In certain embodiments, the implant body 30 is made of ePTFE (also referred to as expanded Teflon or expanded polytetraflouroethylene), porous silicone, acrylic copolymer, cellulose acetate, polyethylene and high density polyethylene (HDPE), PE, polyester, and sintered, micro-knurled, or molded titanium and platinum. Textured polyamides or polyimides, hydroxyapitite, and hydrogels are also potential suitable materials. Preferably, these materials are formed into a foamed material, which is molded or otherwise formed into the implant body 30. The preferable pore sizes of the foam fall into the two distinct ranges, namely a 1-20 micron pore size or a 40-200 micron pore size. The foam is preferably formed as a reticulated foam, meaning that the pores 32 communicate with other pores, rather than existing as discrete and isolated voids within the material. In one embodiment, the implant body 30 is made from silicone foam having a pore size ranging between about 50 and about 150 microns. Silicone foam is readily formed into porous implants with the procedure set forth, for example, in U.S. Pat. No. 5,605,693, entitled “Method of Marking a Porous Implant”, which is incorporated by reference in its entirety as part of the present disclosure.
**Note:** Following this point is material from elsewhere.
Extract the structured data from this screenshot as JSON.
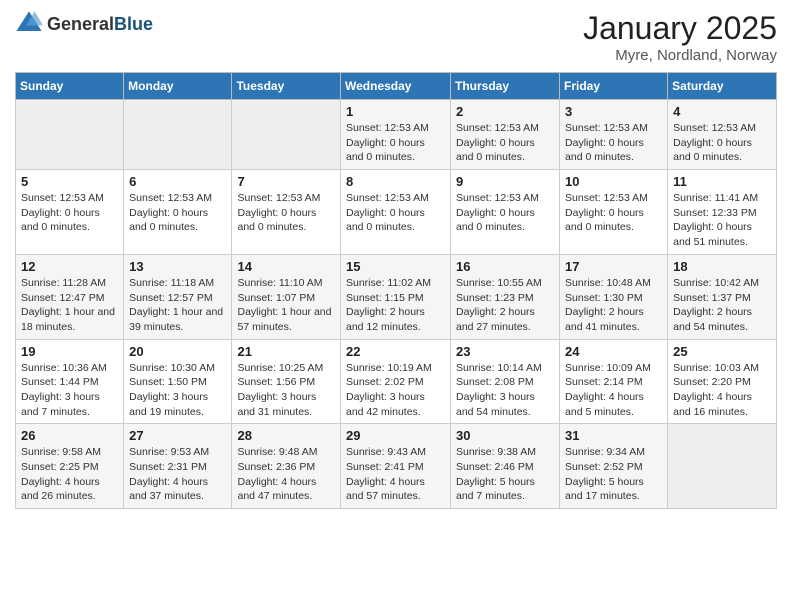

In the embodiment of FIG. 5, the implant body 30 has a substantially solid core 31 (i.e. the core 31 may define one or more pores therein) surrounded by a foam or a porous material 33 having a reticulated network of pores. The tether 40 (described below) may be attached (frangibly or otherwise) to the core 31, porous mater 33 or both. As recognized by those skilled in the art, the implant body 30 may take on numerous cross-sectional configurations including, but not limited to, multiple layers including multiple solid and foam layers, foam layers having different pore sizes, multiple solid layers having differing molecular configurations, foam and/or solid layers comprising different materials, or multiple layers of varying thicknesses. As an alternative to having layers, the implant body 30 may be formed as a single porous foam structure (i.e. no core or layers).